La escolta de De Gaulle, precedida a buena distancia por coches de policía y por cuatro tanques más cercanos, se incrementó por la acción de grupos de las FFI que en buena parte se habían agregado por iniciativa propia. En la plaza de la Concordia se unió a ellos un pelotón del grupo de resistencia conocido como «ejército judío». Sus miembros vestían uniformes tomados de la Milice a los que, para contrarrestar, habían añadido brazaletes tricolor. Poco después de que De Gaulle hubiese subido a un coche abierto a fin de recorrer los últimos dos kilómetros que lo separaban de Nôtre-Dame se inició el tiroteo. Hasta el día de hoy, nadie sabe si fue un intento serio de asesinato, una provocación o tan sólo el resultado de tal aglomeración de personas armadas, demasiado tensas y con poca experiencia.

En la plaza de la Concordia y la calle de Rivoli, la multitud se lanzó a tierra o se parapetó tras los vehículos blindados de la división de Leclerc. Un hombre llegó incluso a levantar su bicicleta por encima de la cabeza a modo de escudo. Nadie sabía de dónde procedían los disparos, lo que hizo que cundiera el pánico. Los fifis comenzaron a disparar a los tejados y las ventanas. A Jean-Paul Sartre, asomado al balcón del hotel del Louvre, le llegó la bala de un fifi irreflexivo que lo tomó por un francotirador de la Milice. (Jean Cocteau, que observaba la escena desde una ventana del hotel Crillon, aseguró de modo muy poco convincente que un disparo partió «por la mitad» el cigarrillo que tenía en la boca.)[59] El funcionario más veterano del Ministerio de Hacienda murió abatido en la ventana de su despacho. En los alrededores de la plaza de la Concordia y la calle de Rivoli cayó al menos una docena de personas.

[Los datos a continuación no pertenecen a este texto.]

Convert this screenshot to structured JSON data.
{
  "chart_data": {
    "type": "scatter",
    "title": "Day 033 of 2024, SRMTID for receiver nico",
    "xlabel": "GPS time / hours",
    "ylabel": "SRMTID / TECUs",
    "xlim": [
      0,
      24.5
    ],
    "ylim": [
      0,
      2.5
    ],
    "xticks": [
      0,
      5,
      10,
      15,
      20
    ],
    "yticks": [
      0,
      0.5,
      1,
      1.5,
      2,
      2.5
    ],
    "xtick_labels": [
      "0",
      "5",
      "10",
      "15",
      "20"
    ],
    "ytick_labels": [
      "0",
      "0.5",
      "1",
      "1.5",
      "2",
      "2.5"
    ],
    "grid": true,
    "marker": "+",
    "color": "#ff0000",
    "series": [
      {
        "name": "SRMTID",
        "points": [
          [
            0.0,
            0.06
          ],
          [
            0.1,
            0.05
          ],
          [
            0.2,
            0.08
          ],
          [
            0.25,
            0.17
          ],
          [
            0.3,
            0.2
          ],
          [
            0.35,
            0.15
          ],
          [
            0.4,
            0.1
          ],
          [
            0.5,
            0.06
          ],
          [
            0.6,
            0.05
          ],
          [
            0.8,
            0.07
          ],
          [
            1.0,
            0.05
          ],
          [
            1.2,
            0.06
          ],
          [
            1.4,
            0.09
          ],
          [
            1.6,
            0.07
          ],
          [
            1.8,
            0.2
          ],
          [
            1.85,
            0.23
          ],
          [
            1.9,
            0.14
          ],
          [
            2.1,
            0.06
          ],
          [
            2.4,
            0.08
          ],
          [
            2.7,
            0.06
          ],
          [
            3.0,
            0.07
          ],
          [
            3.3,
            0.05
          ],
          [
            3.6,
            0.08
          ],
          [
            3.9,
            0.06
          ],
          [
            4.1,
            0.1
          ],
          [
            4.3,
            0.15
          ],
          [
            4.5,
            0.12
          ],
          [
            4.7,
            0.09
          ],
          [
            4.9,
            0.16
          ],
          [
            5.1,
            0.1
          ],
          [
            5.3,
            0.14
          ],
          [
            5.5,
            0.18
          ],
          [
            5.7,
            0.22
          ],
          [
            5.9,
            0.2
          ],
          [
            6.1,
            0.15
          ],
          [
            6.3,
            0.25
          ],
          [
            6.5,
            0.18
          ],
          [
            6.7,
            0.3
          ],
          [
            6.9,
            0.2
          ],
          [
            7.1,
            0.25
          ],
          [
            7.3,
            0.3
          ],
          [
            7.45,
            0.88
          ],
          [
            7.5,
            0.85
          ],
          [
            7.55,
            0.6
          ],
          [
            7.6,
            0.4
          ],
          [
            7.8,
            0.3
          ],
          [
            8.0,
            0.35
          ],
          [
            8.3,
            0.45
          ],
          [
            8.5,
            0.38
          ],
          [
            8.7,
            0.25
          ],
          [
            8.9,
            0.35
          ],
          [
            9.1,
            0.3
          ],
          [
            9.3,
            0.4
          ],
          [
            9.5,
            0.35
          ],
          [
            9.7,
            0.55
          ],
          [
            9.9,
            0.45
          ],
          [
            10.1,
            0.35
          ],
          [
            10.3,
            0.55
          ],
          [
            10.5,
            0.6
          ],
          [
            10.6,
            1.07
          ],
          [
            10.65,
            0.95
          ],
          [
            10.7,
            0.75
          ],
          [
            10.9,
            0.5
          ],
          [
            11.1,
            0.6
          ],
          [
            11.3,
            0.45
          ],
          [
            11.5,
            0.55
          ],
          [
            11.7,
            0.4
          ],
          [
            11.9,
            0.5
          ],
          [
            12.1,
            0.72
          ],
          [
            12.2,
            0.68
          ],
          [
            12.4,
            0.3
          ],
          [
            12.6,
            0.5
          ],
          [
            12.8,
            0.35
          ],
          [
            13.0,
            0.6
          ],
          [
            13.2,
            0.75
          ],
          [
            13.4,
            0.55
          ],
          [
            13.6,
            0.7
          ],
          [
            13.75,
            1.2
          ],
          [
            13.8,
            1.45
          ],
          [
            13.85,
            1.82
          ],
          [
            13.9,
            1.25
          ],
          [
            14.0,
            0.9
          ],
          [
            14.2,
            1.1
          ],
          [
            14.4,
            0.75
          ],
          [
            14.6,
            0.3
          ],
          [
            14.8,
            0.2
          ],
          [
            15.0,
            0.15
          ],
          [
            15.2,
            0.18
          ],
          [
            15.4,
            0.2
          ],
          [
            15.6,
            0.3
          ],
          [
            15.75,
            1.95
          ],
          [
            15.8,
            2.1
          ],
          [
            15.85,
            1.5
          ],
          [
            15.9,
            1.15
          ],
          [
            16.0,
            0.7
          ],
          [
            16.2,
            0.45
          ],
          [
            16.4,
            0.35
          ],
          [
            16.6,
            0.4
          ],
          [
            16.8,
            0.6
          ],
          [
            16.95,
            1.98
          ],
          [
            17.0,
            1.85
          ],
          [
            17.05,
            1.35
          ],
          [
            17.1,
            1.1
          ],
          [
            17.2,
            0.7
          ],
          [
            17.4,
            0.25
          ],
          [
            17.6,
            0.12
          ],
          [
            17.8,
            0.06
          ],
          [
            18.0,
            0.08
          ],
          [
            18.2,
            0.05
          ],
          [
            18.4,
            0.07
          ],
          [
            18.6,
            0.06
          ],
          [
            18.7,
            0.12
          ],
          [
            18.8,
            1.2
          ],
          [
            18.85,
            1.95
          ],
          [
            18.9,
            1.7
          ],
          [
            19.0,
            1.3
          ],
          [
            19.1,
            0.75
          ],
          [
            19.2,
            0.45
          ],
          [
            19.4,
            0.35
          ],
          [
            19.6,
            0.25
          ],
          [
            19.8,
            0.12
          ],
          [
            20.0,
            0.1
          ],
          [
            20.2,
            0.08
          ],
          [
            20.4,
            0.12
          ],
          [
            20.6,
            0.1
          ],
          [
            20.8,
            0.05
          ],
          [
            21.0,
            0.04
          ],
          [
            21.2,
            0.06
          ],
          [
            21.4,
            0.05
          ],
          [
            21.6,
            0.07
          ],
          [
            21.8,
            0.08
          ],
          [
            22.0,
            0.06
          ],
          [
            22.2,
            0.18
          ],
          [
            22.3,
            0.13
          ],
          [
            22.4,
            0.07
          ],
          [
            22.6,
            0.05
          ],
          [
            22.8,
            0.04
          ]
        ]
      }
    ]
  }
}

Durante el resto del día se enseñorearon de la zona vehículos Citroën negros de tracción delantera con las iniciales de las FFI embadurnadas en el techo y los laterales, que recorrían el lugar a una velocidad suicida y se detenían tan sólo para disparar a tejados y ventanas. Otros automóviles requisados por la Resistencia llevaban hombres provistos de fusiles tumbados en el guardabarros o de pie en los estribos. «Los héroes se multiplicaban —escribió Galtier-Boissiére—. El número de los que se habían alistado a la Resistencia a última hora, armados de pies a cabeza y cubiertos de cananas al estilo mexicano, no era nada despreciable.»[60]

De Gaulle, mientras tanto, fingía no oír los disparos. El coche abierto en que se encontraba siguió avanzando por la calle de Rivoli hasta el Ayuntamiento, donde esperaba la Garde Républicaine, a la que habían hecho formar en orden de revista. Tras una breve pausa, cruzó el Pont d’Arcole en dirección a Nôtre-Dame.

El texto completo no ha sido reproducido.